Le président ukrainien, Volodymyr Zelensky, a exprimé, le 30 avril, son souhait d'obtenir détails sur le cessez-le-feu annoncé par Vladimir Poutine pour le 9 mai. Cette date coïncide avec la commémoration en Russie de la victoire sur l'Allemagne nazie. Le dirigeant ukrainien s'est interrogé sur les implications de cette proposition, mentionnant sur son compte X : « Nous allons clarifier ce qu’il s’agit exactement : des heures de sécurité pour un défilé à Moscou, ou quelque chose de plus significatif. Notre demande est un cessez-le-feu durable. »
Depuis un appel téléphonique entre Poutine et Donald Trump, un conseiller du Kremlin a mentionné que la Russie était ouverte à « un cessez-le-feu pendant les célébrations du Jour de la Victoire », selon Le Monde.

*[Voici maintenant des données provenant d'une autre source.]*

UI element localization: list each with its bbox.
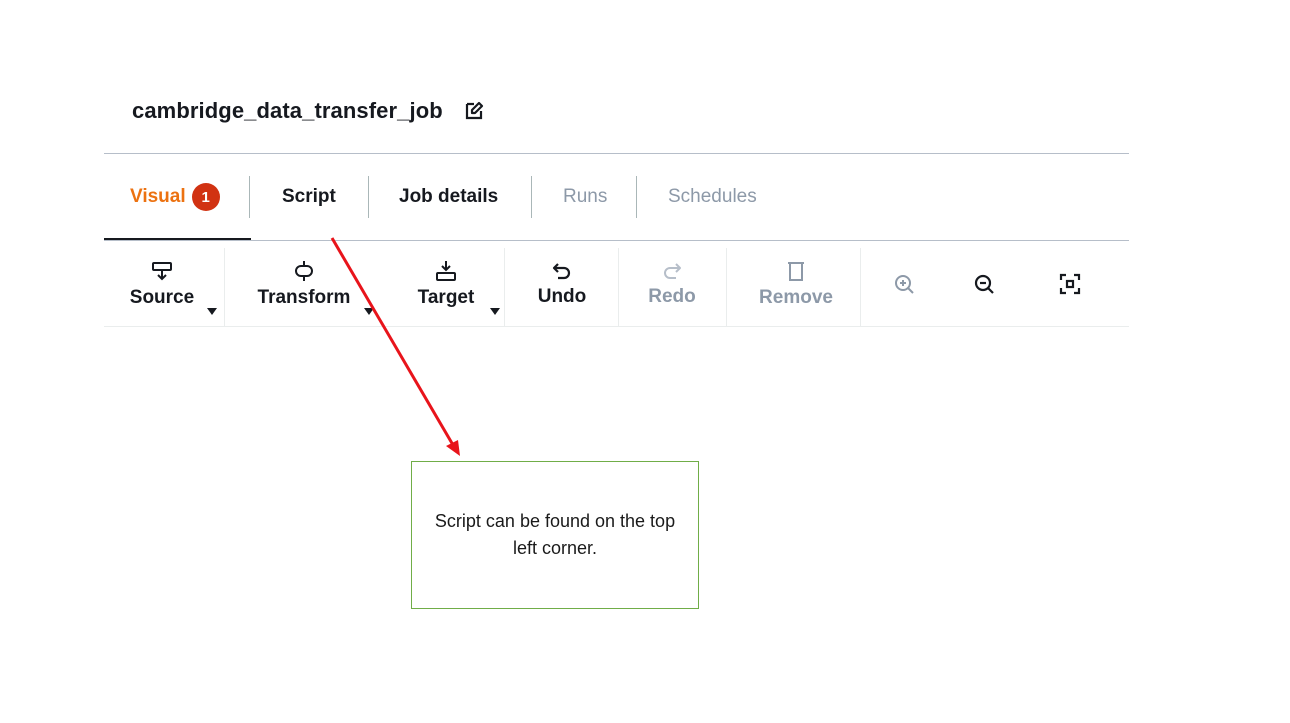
source-button[interactable]: Source: [116, 242, 217, 326]
remove-label: Remove: [759, 287, 833, 308]
tab-schedules-label: Schedules: [668, 186, 757, 207]
job-title: cambridge_data_transfer_job: [132, 98, 443, 123]
tab-separator: [368, 176, 369, 218]
undo-label: Undo: [537, 286, 587, 307]
tab-script[interactable]: Script: [282, 154, 336, 240]
undo-icon: [551, 260, 573, 282]
trash-icon: [784, 259, 808, 283]
tab-schedules[interactable]: Schedules: [668, 154, 757, 240]
redo-icon: [661, 260, 683, 282]
zoom-in-button[interactable]: [886, 242, 922, 326]
tab-visual-label: Visual: [130, 186, 186, 207]
tab-job-details-label: Job details: [399, 186, 499, 207]
source-label: Source: [129, 287, 195, 308]
tab-separator: [636, 176, 637, 218]
zoom-out-button[interactable]: [966, 242, 1002, 326]
toolbar-separator: [618, 248, 619, 326]
toolbar-divider: [104, 326, 1129, 327]
transform-node-icon: [292, 259, 316, 283]
zoom-out-icon: [973, 273, 995, 295]
toolbar-separator: [224, 248, 225, 326]
canvas-toolbar: Source Transform Target Undo Redo Remove: [104, 242, 1129, 326]
undo-button[interactable]: Undo: [524, 242, 600, 326]
remove-button[interactable]: Remove: [746, 242, 846, 326]
toolbar-separator: [726, 248, 727, 326]
fit-to-screen-icon: [1058, 272, 1082, 296]
fit-to-screen-button[interactable]: [1052, 242, 1088, 326]
tab-job-details[interactable]: Job details: [399, 154, 498, 240]
annotation-callout: Script can be found on the top left corn…: [411, 461, 699, 609]
job-tabs: Visual 1 Script Job details Runs Schedul…: [104, 154, 1129, 241]
caret-down-icon: [490, 308, 500, 315]
redo-label: Redo: [648, 286, 696, 307]
target-button[interactable]: Target: [404, 242, 500, 326]
toolbar-separator: [504, 248, 505, 326]
redo-button[interactable]: Redo: [636, 242, 708, 326]
tab-runs-label: Runs: [563, 186, 608, 207]
notification-badge: 1: [191, 183, 220, 211]
caret-down-icon: [207, 308, 217, 315]
tab-visual[interactable]: Visual 1: [130, 154, 220, 240]
tabs-divider: [104, 240, 1129, 241]
zoom-in-icon: [893, 273, 915, 295]
tab-script-label: Script: [282, 186, 336, 207]
edit-icon[interactable]: [463, 100, 485, 122]
annotation-text: Script can be found on the top left corn…: [434, 511, 676, 558]
toolbar-separator: [860, 248, 861, 326]
caret-down-icon: [364, 308, 374, 315]
job-header: cambridge_data_transfer_job: [132, 95, 485, 127]
target-label: Target: [417, 287, 475, 308]
source-node-icon: [150, 259, 174, 283]
tab-runs[interactable]: Runs: [563, 154, 607, 240]
transform-label: Transform: [257, 287, 351, 308]
tab-separator: [249, 176, 250, 218]
target-node-icon: [434, 259, 458, 283]
transform-button[interactable]: Transform: [248, 242, 374, 326]
tab-separator: [531, 176, 532, 218]
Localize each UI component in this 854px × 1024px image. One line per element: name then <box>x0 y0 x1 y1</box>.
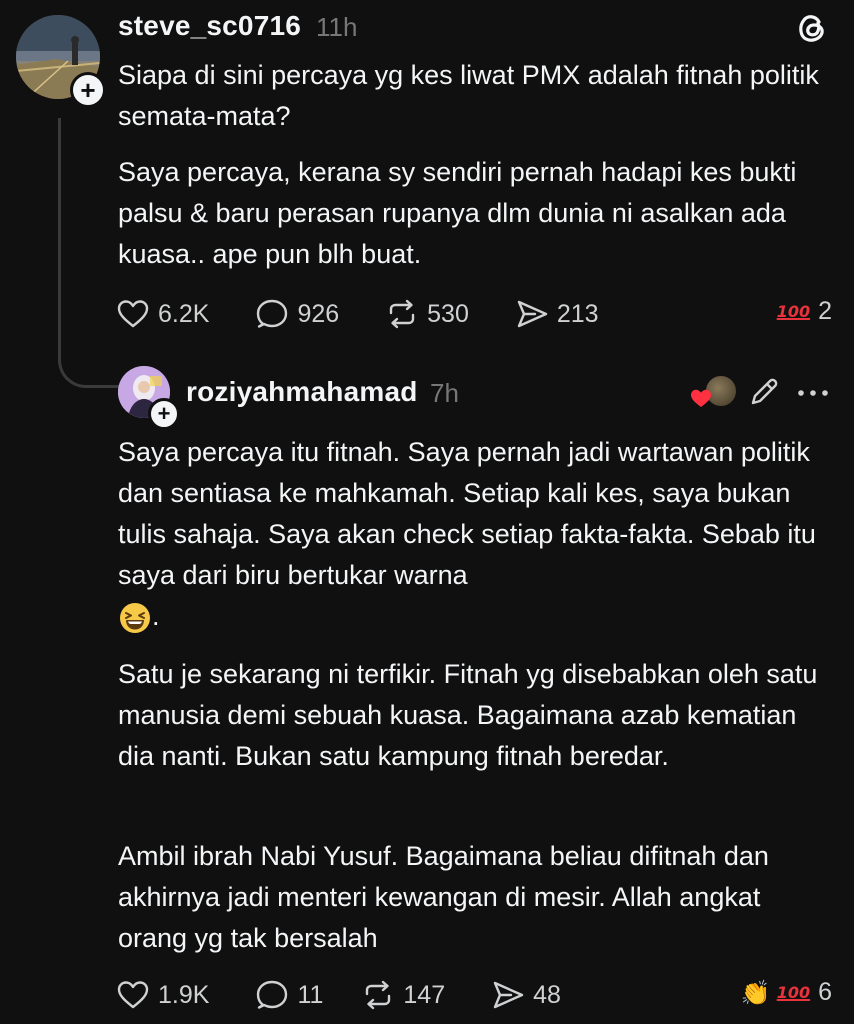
reaction-count: 2 <box>818 297 832 325</box>
reply-text-part: Saya percaya itu fitnah. Saya pernah jad… <box>118 437 816 590</box>
share-button[interactable]: 48 <box>491 978 561 1012</box>
repost-count: 147 <box>403 980 446 1009</box>
threads-screen: + steve_sc0716 11h Siapa di sini percaya… <box>0 0 854 1024</box>
reply-actions: 1.9K 11 147 48 <box>116 975 607 1015</box>
follow-plus-button[interactable]: + <box>70 72 106 108</box>
clapping-hands-icon: 👏 <box>740 978 771 1007</box>
send-icon <box>493 981 524 1009</box>
like-count: 1.9K <box>158 980 210 1009</box>
speech-bubble-icon <box>257 299 288 328</box>
pencil-icon[interactable] <box>748 376 780 408</box>
post-username[interactable]: roziyahmahamad <box>186 376 418 408</box>
share-button[interactable]: 213 <box>515 297 599 331</box>
reply-count: 11 <box>297 980 324 1009</box>
reaction-summary[interactable]: 👏 100 6 <box>741 978 832 1007</box>
repost-icon <box>389 299 415 329</box>
reply-button[interactable]: 11 <box>255 978 323 1012</box>
reply-text-part: . <box>152 601 160 631</box>
like-button[interactable]: 1.9K <box>116 978 209 1012</box>
follow-plus-button[interactable]: + <box>148 398 180 430</box>
heart-icon <box>117 300 149 328</box>
share-count: 48 <box>533 980 561 1009</box>
post-time: 11h <box>316 12 358 42</box>
reaction-count: 6 <box>818 978 832 1006</box>
reaction-summary[interactable]: 100 2 <box>777 297 832 326</box>
post-time: 7h <box>430 378 459 408</box>
grinning-squinting-face-icon <box>120 602 150 633</box>
reply-text: Saya percaya itu fitnah. Saya pernah jad… <box>118 432 834 637</box>
reply-text: Ambil ibrah Nabi Yusuf. Bagaimana beliau… <box>118 841 769 953</box>
post-username[interactable]: steve_sc0716 <box>118 10 301 42</box>
repost-count: 530 <box>427 299 469 328</box>
like-count: 6.2K <box>158 299 210 328</box>
hundred-points-icon: 100 <box>776 302 811 321</box>
post-actions: 6.2K 926 530 213 <box>116 294 645 334</box>
heart-icon <box>117 981 149 1009</box>
repost-button[interactable]: 530 <box>385 297 469 331</box>
red-heart-icon <box>691 389 711 407</box>
hundred-points-icon: 100 <box>776 983 811 1002</box>
more-options-icon[interactable] <box>794 378 832 408</box>
repost-button[interactable]: 147 <box>361 978 445 1012</box>
post-text: Saya percaya, kerana sy sendiri pernah h… <box>118 157 797 269</box>
like-button[interactable]: 6.2K <box>116 297 209 331</box>
threads-logo-icon[interactable] <box>792 8 832 48</box>
share-count: 213 <box>556 299 599 328</box>
send-icon <box>517 300 548 328</box>
repost-icon <box>366 980 391 1010</box>
reply-count: 926 <box>297 299 340 328</box>
reply-text: Satu je sekarang ni terfikir. Fitnah yg … <box>118 659 818 771</box>
post-text: Siapa di sini percaya yg kes liwat PMX a… <box>118 60 819 131</box>
speech-bubble-icon <box>257 980 288 1009</box>
reply-button[interactable]: 926 <box>255 297 339 331</box>
liked-by-avatars[interactable] <box>690 374 738 410</box>
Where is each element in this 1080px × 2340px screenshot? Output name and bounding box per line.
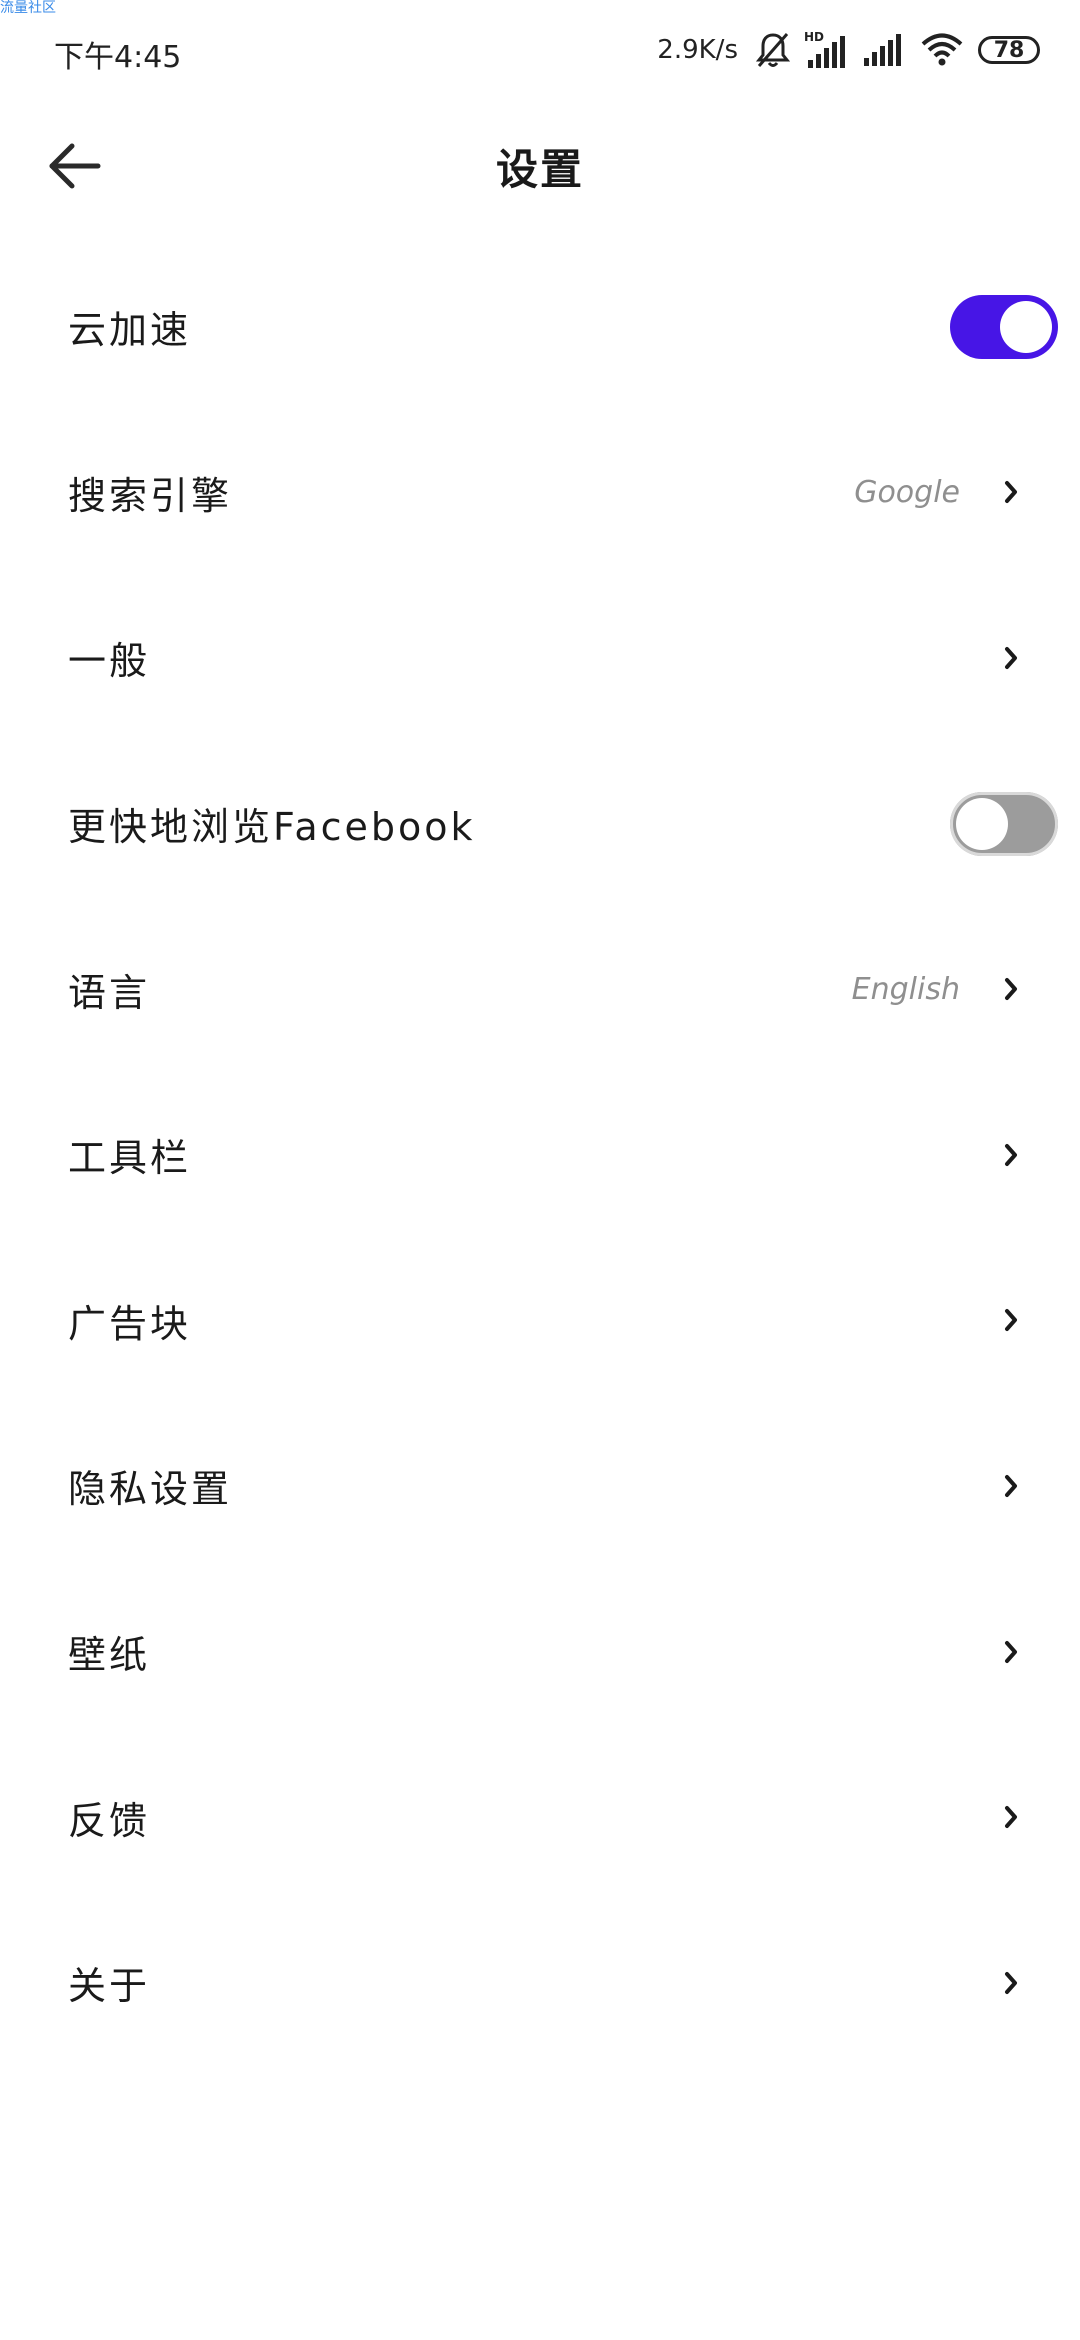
setting-label: 隐私设置 xyxy=(68,1467,233,1512)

Pas de défilé militaire à Moscou
En parallèle, Moscou a annoncé l’annulation de son défilé militaire traditionnel sur la place Rouge en raison d'une « menace terroriste », clairement dirigée contre l'Ukraine. Cette décision fait écho aux tensions régnant autour des événements marquants de cette date. En effet, l'Ukraine a tenté d'interrompre le défilé l'an dernier avec des frappes de drones sur Moscou. Ces actions sont souvent qualifiées de « terroristes » par les autorités russes, alors que Kiev défend ses attaques comme des actes de légitime défense face à l'invasion russe.
Le 9 mai reste une date symbolique en Russie, célébrée chaque année avec de grandes démonstrations militaires, ce qui soulève des interrogations sur la dynamique de la guerre en cours. Selon un expert military du think tank français, l'annulation du défilé pourrait indiquer une vulnérabilité de la Russie face à l'Ukraine, rendant la situation encore plus complexe.